L’agoraphobie se développe généralement de 20 à 30 ans dans sa forme mineure ou entre 35 et 45 ans dans une forme plus grave qui s’accompagne de troubles paniques. Selon le Dr Salim Boulila, trois formes d’agoraphobies peuvent êtres distinguées :

La phobie passagère. Elle n’est pas grave, puisqu’elle n’est que transitoire. La pensée raisonnable est stoppée pour laisser place à une peur irrationnelle soudaine. Par exemple, tous les enfants ont, à un moment ou à un autre, une phobie passagère, telle que la peur de l’obscurité ou la peur des monstres. Il ne s’agit en fait que d’un moment où ils franchissent une étape de leur développement. L’agoraphobie passagère n’est donc que momentanée.

Les phobies plus ou moins lâches. Elles accompagnent l’anxiété. Elles disparaissent quand cette dernière est traitée. C’est une note phobique lors d’un état d’anxiété.

La névrose phobique. Elle concerne les personnes atteintes de névrose, c’est-à-dire celles qui ont des difficultés avec la réalité à cause de certains conflits internes. L’agoraphobie fait donc partie, dans ce cas, d’une véritable organisation phobique. Elle devient handicapante. Les champs d’action de la personne rétrécissent gravement (espaces -foule -itinéraires).

Bonjour l’angoisse ! 

Une personne atteinte d’agoraphobie est sujette à un état d’angoisse. Prise d’un malaise effroyable face à un objet ou à une situation phobogène, cette dernière peut subir une attaque de panique qui présente des manifestations psychologiques et physiques (évanouissement, palpitations, tachycardie, tremblements, douleur thoraciques, souffle court, dépersonnalisation, vertiges, sensation de perte de contrôle, angoisse interne, phobophobie…)

En conséquence et selon le degré plus ou moins sévère de l’agoraphobie, le champ d’action de la personne diminue.
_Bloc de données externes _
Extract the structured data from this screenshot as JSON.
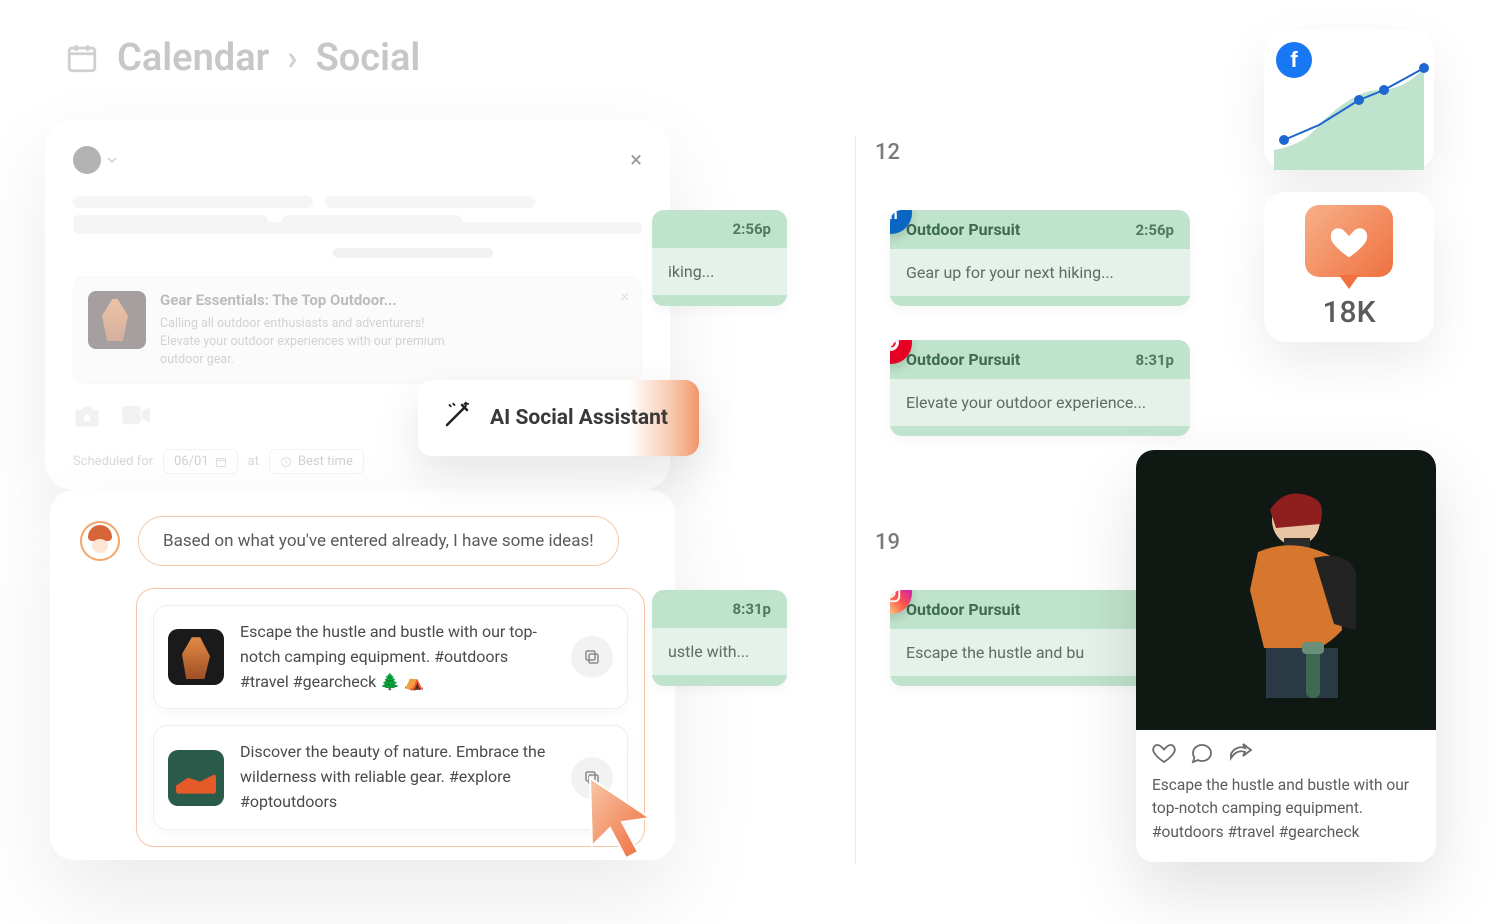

De peur d’avoir une crise de panique, la personne atteinte d’agoraphobie aura recours à des éléments contra phobiques (par exemple, être perpétuellement accompagné par quelqu’un pour éviter la sensation de perte des repères) ou avoir une conduite d’évitement qui peut, dans les cas extrêmes, déboucher sur une rupture totale avec le monde extérieur. Un processus de désocialisation s’amorce. Afin d’éviter toute crise de panique, la personne atteinte d’agoraphobie peut par exemple ne plus sortir de chez elle, ce qui trouble sa vie sociale, affective et professionnelle.

Qui a peur de la foule ?

Même si dans de nombreux cas elle fait suite à un évènement traumatique (décès, séparation…), la ou les causes de cette forme d’anxiété ne sont pas clairement établies.

L’agoraphobie en tant que symptôme isolé n’existe pas, elle indique une maladie sous jacente (dépression, névrose….) Elle est donc un mécanisme de défense face à l’anxiété, source de souffrance, d’inhibition ou de désorganisation. Cette phobie permet alors au patient de se focaliser sur une peur irrationnelle ce qui paradoxalement calme l’angoisse provisoirement.

D’autre part certaines personnes sont prédisposées à l’agoraphobie.

Les signes avant-coureurs existent (crainte de la foule, crainte de l’affrontement, crainte de la rivalité…). Elle est donc en rapport avec les mécanismes névrotiques d’une personnalité phobique, craintive et évitante.